By any modern measure, Henry VIII would be deemed unfit for citizenship. The Home Office can refuse applications from anyone whose presence is “not conducive to the public good”, a category a serial wife-murderer would surely fall into.
The irony is rich: Henry VIII ruled England for 38 years, created the Church of England, and shaped the nation’s legal and cultural identity. Yet, under current standards, his conduct would render him manifestly unsuitable for British citizenship. The example underscores a principle that no one is above the good character requirement, not wealth, fame, nor history itself. This principle has renewed relevance amid the Labour government’s proposed reforms to introduce “earned settlement”, a framework requiring migrants to demonstrate sustained positive contributions before gaining indefinite leave to remain (ILR) or citizenship.
These reforms would shift the system from focusing on residence and compliance towards a merit-based approach rewarding integration, contribution, and good character. Proposed criteria include:
- Economic contribution: sustained employment, tax payments, and self-sufficiency
- Community engagement: volunteering or civic participation
- Integration: advanced English proficiency and understanding of British culture
- Compliance: a clean UK immigration record
While the intent is to celebrate contribution, concerns remain. Broad character assessments risk subjectivity and inconsistency, what counts as “positive contribution” or “integration” may vary across communities.
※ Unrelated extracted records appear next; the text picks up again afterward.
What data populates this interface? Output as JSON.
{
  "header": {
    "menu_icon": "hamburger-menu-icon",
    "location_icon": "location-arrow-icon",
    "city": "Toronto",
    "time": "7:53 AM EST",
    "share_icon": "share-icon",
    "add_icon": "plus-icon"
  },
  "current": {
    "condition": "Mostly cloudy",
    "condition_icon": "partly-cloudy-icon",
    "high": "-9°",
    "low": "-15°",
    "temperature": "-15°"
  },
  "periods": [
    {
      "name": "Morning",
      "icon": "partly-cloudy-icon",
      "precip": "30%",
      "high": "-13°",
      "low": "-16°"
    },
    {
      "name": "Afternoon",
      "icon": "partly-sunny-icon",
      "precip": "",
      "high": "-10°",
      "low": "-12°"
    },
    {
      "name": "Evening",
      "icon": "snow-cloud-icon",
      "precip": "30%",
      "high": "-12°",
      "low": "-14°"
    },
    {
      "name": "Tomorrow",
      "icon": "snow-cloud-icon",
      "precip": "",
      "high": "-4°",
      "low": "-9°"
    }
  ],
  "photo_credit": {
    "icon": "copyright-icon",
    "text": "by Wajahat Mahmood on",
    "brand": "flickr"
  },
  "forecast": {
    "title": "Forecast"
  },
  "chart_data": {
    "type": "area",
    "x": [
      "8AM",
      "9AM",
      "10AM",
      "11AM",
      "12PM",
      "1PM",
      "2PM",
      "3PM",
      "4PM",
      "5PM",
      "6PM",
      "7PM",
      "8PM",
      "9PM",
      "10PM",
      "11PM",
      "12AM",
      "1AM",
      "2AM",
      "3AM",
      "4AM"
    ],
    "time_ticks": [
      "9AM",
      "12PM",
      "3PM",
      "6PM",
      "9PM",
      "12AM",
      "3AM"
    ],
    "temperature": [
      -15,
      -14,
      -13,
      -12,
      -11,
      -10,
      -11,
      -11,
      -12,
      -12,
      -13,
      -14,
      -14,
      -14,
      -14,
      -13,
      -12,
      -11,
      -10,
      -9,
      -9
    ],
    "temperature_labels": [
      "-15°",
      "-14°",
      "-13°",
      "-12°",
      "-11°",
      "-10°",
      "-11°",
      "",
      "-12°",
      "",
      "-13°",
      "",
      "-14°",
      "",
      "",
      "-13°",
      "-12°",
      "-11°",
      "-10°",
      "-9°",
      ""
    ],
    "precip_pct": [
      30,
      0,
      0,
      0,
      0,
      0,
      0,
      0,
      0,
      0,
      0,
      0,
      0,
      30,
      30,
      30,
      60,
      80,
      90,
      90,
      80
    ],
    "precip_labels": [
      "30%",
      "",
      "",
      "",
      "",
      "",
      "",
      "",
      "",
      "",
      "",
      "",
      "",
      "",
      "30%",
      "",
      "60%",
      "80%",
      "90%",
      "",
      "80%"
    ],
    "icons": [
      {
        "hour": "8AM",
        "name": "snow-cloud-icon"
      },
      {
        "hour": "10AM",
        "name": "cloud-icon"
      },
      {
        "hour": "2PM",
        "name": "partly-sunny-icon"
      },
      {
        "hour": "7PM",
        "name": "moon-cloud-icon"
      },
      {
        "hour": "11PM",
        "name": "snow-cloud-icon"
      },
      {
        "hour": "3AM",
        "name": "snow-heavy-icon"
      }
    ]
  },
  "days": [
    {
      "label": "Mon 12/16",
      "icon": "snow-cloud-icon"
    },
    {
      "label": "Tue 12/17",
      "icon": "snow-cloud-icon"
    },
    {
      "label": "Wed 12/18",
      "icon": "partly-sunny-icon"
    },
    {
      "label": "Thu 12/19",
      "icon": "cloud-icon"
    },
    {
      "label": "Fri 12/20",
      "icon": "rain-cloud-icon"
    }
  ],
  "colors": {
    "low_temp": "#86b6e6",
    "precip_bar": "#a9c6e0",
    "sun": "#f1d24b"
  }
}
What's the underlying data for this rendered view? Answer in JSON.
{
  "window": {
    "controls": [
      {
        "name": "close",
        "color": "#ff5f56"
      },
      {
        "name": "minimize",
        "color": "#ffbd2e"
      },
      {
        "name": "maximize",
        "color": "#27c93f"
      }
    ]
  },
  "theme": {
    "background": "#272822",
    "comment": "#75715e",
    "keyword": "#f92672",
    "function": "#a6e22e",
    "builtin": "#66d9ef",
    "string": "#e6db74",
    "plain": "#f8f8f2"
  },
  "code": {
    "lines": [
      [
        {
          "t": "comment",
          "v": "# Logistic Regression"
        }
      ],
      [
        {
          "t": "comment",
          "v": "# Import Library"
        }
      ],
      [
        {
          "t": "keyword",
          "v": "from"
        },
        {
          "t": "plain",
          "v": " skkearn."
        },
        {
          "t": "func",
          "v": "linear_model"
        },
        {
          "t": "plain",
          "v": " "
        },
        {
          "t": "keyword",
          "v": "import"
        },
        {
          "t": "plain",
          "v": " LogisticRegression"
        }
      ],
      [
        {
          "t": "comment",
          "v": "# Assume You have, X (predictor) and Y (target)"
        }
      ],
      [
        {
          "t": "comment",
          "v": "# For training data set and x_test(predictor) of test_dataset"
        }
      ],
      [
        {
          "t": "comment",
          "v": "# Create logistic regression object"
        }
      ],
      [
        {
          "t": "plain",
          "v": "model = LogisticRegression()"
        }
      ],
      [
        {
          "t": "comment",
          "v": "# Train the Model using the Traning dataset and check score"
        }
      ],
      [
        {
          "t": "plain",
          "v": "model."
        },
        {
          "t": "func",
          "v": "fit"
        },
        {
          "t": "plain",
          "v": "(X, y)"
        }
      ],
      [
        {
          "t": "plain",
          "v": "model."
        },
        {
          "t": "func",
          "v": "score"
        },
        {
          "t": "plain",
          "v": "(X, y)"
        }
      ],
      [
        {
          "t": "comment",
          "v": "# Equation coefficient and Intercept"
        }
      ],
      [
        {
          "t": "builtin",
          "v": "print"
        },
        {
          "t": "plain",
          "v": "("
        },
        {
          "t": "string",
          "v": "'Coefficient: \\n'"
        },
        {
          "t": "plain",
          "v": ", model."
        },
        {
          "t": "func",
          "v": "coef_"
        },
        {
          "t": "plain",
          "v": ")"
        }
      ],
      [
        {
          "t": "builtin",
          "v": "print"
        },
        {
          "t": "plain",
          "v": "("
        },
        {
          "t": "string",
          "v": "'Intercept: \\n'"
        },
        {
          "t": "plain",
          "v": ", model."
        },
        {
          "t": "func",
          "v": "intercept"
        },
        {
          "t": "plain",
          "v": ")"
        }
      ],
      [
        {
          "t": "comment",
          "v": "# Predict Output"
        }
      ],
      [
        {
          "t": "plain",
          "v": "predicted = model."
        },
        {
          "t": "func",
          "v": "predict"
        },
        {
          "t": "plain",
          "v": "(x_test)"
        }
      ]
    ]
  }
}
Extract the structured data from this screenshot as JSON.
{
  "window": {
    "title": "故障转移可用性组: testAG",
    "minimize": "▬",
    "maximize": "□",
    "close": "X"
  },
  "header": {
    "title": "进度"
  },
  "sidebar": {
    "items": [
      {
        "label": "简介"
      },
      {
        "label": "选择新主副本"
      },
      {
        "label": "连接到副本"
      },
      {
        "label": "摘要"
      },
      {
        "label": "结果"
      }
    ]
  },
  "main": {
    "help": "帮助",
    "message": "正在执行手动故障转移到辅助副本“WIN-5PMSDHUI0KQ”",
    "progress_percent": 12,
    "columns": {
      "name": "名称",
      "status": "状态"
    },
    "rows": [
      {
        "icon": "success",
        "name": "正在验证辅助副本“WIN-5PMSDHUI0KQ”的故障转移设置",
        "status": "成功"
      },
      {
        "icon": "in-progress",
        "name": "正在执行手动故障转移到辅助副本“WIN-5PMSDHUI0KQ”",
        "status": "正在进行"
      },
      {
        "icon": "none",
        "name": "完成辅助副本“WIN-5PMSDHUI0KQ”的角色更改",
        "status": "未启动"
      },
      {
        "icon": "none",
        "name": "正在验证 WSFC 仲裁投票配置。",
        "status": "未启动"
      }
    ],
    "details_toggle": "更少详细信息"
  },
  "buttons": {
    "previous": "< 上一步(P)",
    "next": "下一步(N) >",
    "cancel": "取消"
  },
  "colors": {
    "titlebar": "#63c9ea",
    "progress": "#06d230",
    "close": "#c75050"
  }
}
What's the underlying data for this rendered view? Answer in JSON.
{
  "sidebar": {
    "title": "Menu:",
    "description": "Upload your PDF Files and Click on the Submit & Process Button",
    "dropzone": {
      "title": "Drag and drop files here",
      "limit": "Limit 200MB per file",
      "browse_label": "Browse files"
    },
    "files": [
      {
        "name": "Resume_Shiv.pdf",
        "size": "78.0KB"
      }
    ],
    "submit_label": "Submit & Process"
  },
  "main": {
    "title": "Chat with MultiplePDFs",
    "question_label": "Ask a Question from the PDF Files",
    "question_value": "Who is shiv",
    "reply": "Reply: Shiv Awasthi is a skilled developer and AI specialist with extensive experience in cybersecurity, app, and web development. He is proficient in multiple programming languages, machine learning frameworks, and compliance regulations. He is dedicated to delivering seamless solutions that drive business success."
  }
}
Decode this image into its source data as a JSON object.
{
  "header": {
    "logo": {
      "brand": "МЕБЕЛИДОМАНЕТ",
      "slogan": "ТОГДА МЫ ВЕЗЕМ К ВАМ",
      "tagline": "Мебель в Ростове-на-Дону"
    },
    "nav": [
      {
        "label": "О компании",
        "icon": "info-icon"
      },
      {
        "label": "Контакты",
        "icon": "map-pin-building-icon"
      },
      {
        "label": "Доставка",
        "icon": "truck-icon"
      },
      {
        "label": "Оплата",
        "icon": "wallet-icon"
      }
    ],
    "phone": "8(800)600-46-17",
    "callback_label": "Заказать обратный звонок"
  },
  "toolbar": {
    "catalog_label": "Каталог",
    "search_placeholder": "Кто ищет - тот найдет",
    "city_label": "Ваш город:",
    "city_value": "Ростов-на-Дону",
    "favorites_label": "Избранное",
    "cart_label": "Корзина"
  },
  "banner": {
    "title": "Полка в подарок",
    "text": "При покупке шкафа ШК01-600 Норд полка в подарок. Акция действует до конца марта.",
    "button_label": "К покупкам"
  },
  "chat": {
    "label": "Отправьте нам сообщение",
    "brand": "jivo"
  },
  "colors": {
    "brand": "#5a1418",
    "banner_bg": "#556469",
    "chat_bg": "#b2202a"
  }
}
There are also rights concerns. If settlement becomes conditional, migrants might avoid legitimate political expression for fear of jeopardising their status. Moreover, those working long hours in low-paid roles, with caring responsibilities or disabilities, could struggle to meet expectations for civic engagement, creating a two-tier system based on opportunity, not intent.
Extended probationary periods of up to ten years could further entrench uncertainty, hindering integration rather than fostering it. It is difficult to feel “at home” when one’s right to remain is still under review.
A new social contract
The earned settlement model represents a fundamental rethinking of the social contract between migrants and the British state. Instead of citizenship following from lawful residence, it would have to be earned through measurable contribution.
This raises profound questions. Is British citizenship merely a legal status, or does it signify a deeper form of belonging? Should lawful residence and good character suffice, or must individuals prove exceptional value to the nation? And how far should the state go in judging “character” and “integration”?
Conclusion
The Henry VIII example, illustrating how one of England’s most consequential rulers would fail the modern test, reminds us that citizenship is judged by today’s moral and legal standards, not by history or power.
The Labour government’s proposals could create a more rigorous, merit-based system that rewards genuine integration while maintaining high ethical standards. Yet the risks are clear: subjectivity, inequality, and prolonged insecurity for migrants. Ultimately, the challenge lies in balancing rigour with fairness. Citizenship must remain a privilege that reflects shared values, but one accessible to those who contribute, comply, and belong.
Henry VIII, for all his historical significance, would not have met that bar, proof that in modern Britain, character matters more than crowns.